Further, while domestic gas allocation is being provided for in the compressed natural gas (CNG) and piped natural gas (PNG) (domestic) segments, any change in policy on allocation to CNG, as is being talked about lately, will be a positive for RLNG terminals, even while it will reduce the profitability of CGD players and will disrupt their business models. With regard to PNG (industrial and commercial), the demand has to be met from RLNG, as there is a scope for replacing costlier liquid fuels.

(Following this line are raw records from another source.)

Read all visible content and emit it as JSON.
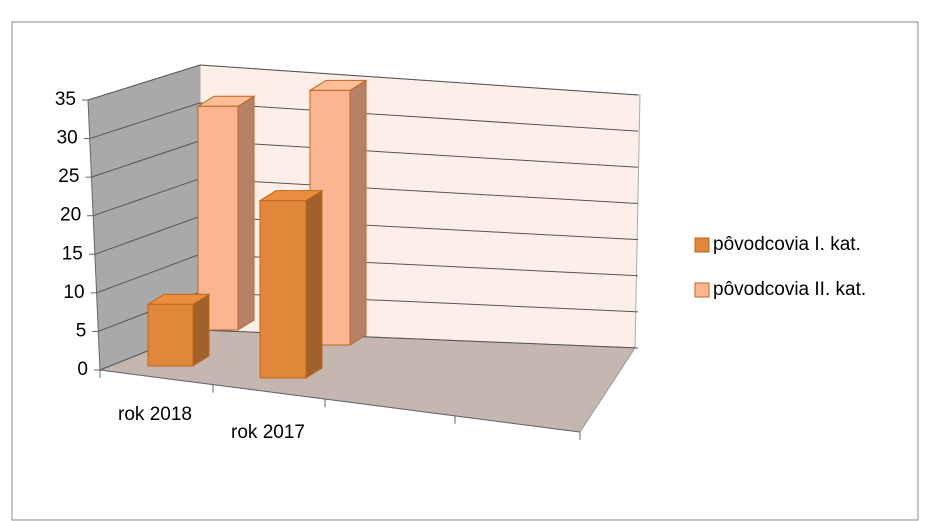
{
  "chart_data": {
    "type": "bar3d",
    "categories": [
      "rok 2018",
      "rok 2017"
    ],
    "series": [
      {
        "name": "pôvodcovia I. kat.",
        "color": "#e0873a",
        "values": [
          8,
          23
        ]
      },
      {
        "name": "pôvodcovia II. kat.",
        "color": "#fbb590",
        "values": [
          29,
          33
        ]
      }
    ],
    "ylim": [
      0,
      35
    ],
    "yticks": [
      0,
      5,
      10,
      15,
      20,
      25,
      30,
      35
    ],
    "grid": true,
    "legend": "right"
  }
}
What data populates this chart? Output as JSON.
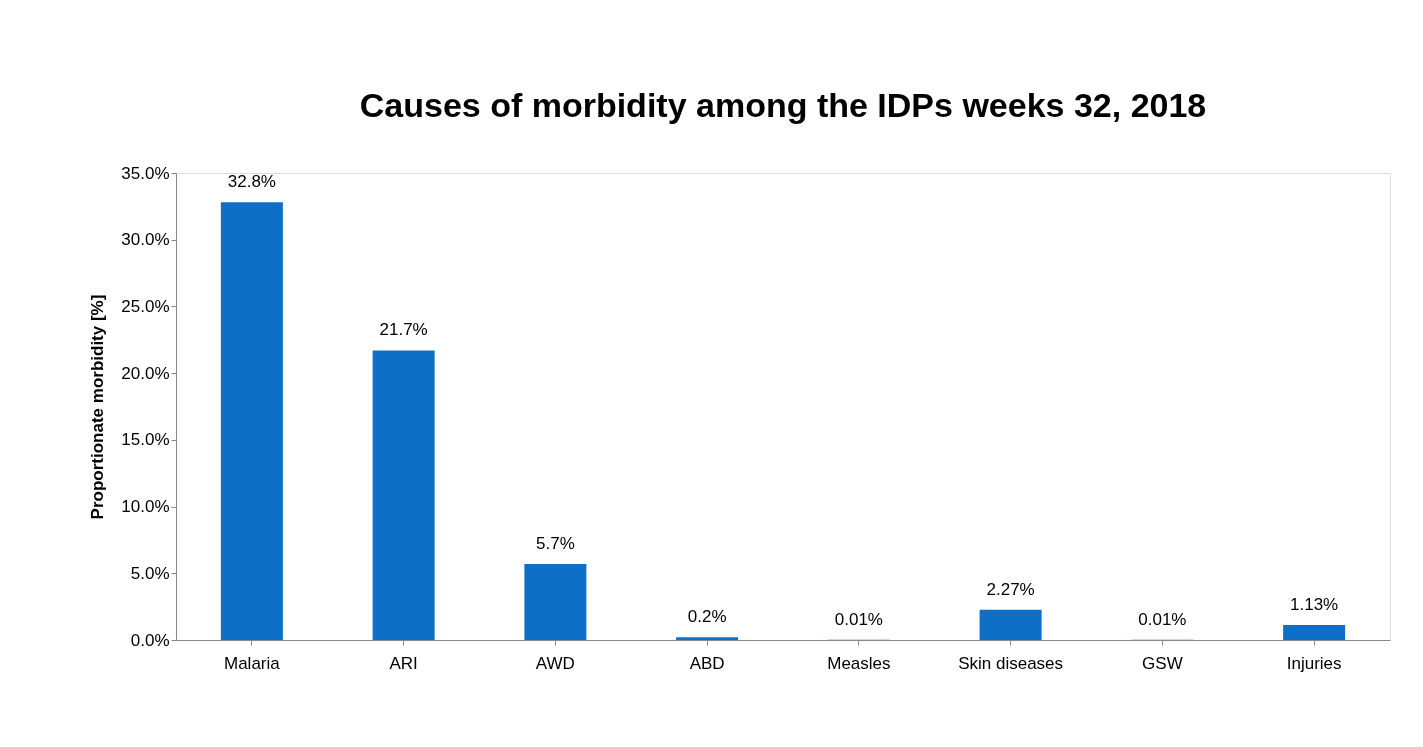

On the refineries front, significant potential exists for replacing liquid fuels such as naphtha, high speed diesel (HSD) and furnace oil with RLNG, besides catering to hydrogen production, which is used in various internal processes. While demand per se will keep fluctuating depending on the relative oil and gas price parity, there is significant potential in this segment. Apart from traditional applications, there is good potential for LNG in several new areas, where the replacement of HSD by LNG as a fuel in long distance transportation holds the maximum potential.

Regasification terminal capacity utilisation to decline

Given the price-sensitive demand and several imponderables, utilisation of the new terminals will be suboptimal. Globally, regasification capacity utilisation has been only 35-40 per cent. Even if outliers such as the US where regasification terminals have been rendered redundant due to the shale gas boom, and Japan which has created huge capacity to cater to peak demand (and there exists a huge difference between peak and trough demand), are not considered, utilisation in other regions too has been relatively low at 60-75 per cent.

While Petronet LNG’s Dahej terminal has been operating at more than 100 per cent capacity utilisation, it is more of an exception, given the cost-competitive re-gas tariff and well-developed infrastructure. Utilisation of other terminals is expected to remain low, resulting in weak returns and debt coverage metrics in the initial years. Prudent structuring of loan repayments, take-or-pay commitments to use minimum levels of debt servicing and strong sponsors will be key risk mitigants. Terminals with relatively low capital costs and competitive re-gas tariffs will be better placed to weather some of the challenges.

Ports must look at robust marine infrastructure for maximum revenue potential Given the new RLNG terminals, ports will derive additional income from marine-, vessel-, cargo- and storage-related areas. However, for steady cargo growth, first-mile pipeline connectivity to the nearest trunk pipeline network and successful commissioning of trunk pipelines to all the demand centres will hold the key. Moreover, in view of the increasing capacity of LNG vessels and the matching marine infrastructure needed to handle such vessels, ports would need to ensure deeper draught in the basins and optimum draught in the channels.